// the find
HKUDS/Vibe-Trading
"Vibe-Trading: Your Personal Trading Agent"
An LLM-orchestrated trading research and execution agent: you describe what you want in natural language, and it writes signal engines, runs backtests, and can relay orders to ten real brokers. Ships with 456 pre-built quant alphas across four well-known factor libraries (Qlib, 101 Formulaic, GTJA191, Fama-French derivatives) and a multi-agent swarm for investment-committee-style analysis. Aimed at quant researchers and systematic traders who want to iterate on strategy ideas without writing all the plumbing.
The Alpha Zoo is the genuinely useful piece — 456 factors with AST purity gates, lookahead guards, a strict OOS bench that adds a random control, and a one-line CLI to rank any zoo on your own universe. That is real infrastructure, not scaffolding. The multi-provider LLM layer is properly engineered: provider-specific quirks (Gemini thought signatures, DeepSeek stream stalls, Kimi User-Agent) live in explicit capability gates instead of a single shim that bleeds across providers. The data layer covers 18 sources with a normalized loader registry, an OHLC sanity check that drops malformed bars at the boundary, and an opt-in local cache with staleness guards — the mootdx native TCP loader for A-shares with no auth or IP rate limit is a thoughtful addition. Broker integrations include the right safety primitives: user-committed mandate, filesystem kill switch, audit ledger, and structural paper/live guards per broker rather than a runtime flag that could silently flip.

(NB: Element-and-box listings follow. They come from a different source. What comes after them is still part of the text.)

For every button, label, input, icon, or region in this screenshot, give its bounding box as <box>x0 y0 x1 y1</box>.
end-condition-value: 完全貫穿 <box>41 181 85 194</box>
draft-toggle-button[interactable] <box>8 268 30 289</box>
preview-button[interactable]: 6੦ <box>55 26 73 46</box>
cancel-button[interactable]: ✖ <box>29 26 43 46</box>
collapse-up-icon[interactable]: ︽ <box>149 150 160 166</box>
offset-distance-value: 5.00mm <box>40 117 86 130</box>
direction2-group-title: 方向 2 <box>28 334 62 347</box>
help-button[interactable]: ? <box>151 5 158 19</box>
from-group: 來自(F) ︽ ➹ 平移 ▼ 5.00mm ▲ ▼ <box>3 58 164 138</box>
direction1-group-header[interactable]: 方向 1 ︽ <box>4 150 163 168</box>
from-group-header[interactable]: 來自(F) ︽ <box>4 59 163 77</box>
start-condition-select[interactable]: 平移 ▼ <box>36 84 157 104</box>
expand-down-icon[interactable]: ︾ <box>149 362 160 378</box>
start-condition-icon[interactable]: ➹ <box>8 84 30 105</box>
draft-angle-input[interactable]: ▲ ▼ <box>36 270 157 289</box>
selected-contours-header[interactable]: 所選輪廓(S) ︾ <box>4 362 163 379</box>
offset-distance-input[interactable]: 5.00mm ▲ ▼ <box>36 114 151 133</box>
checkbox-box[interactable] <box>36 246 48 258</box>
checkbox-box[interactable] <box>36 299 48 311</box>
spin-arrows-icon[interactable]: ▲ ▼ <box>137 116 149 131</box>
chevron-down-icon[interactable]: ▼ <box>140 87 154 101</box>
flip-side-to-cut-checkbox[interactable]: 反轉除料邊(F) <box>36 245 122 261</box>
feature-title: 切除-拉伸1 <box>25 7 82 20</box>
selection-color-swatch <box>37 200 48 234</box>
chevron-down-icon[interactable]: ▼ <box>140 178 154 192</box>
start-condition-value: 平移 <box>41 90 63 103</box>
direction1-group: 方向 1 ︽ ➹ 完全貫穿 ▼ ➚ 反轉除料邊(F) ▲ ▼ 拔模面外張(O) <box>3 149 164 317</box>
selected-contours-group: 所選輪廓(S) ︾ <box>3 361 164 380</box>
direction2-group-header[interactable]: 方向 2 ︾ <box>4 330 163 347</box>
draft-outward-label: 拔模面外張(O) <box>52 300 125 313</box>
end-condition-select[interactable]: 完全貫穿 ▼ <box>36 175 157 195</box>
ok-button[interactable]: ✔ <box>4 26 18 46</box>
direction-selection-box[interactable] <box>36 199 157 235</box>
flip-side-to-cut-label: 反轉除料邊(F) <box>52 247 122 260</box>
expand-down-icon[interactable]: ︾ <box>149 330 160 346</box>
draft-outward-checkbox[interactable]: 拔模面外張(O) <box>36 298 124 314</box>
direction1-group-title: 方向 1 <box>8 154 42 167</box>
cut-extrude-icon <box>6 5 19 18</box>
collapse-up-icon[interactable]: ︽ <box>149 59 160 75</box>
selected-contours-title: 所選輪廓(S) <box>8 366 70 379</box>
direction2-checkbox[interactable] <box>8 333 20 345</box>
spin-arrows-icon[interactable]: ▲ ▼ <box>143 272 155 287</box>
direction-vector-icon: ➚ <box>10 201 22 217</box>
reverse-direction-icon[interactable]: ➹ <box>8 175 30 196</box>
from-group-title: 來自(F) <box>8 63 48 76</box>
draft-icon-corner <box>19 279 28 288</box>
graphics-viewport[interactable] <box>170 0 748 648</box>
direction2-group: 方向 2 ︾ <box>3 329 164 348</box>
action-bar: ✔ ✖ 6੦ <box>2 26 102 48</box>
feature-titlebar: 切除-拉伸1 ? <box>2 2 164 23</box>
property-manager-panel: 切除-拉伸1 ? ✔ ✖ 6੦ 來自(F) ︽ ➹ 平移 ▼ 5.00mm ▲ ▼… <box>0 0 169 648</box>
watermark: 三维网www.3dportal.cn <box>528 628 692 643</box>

The 'vibe' in the name reflects a real risk: the Research Autopilot writes LLM-generated Python signal engines, validates them with AST pre-flight, and executes them against live broker connections. The pre-flight catches missing methods and circular imports, but it does not prevent a confidently wrong model from generating a factor with look-ahead bias that passes the interface check and loses real money. The changelog-as-README exposes how fast things are breaking and being fixed: OAuth tokens not persisting, DeepSeek runs hanging silently at 'Agent is working…', swarm workers ad-hoc scripting yfinance instead of the loader (leaking NaN into JSON), Gemini multi-turn tool calls failing because LangChain dropped a required field mid-stack. These are not edge cases — they hit in production. The LangChain coupling is the structural version of that problem: when your multi-turn tool calling breaks because an upstream framework drops a field in `_convert_input`, you own a regression you cannot prevent. Session and swarm state lives in JSONL files with flush+fsync added after a crash report; the hypothesis registry, memory, and run artifacts are all filesystem JSON — this works for a single user but will break badly with concurrent access or any meaningful scale.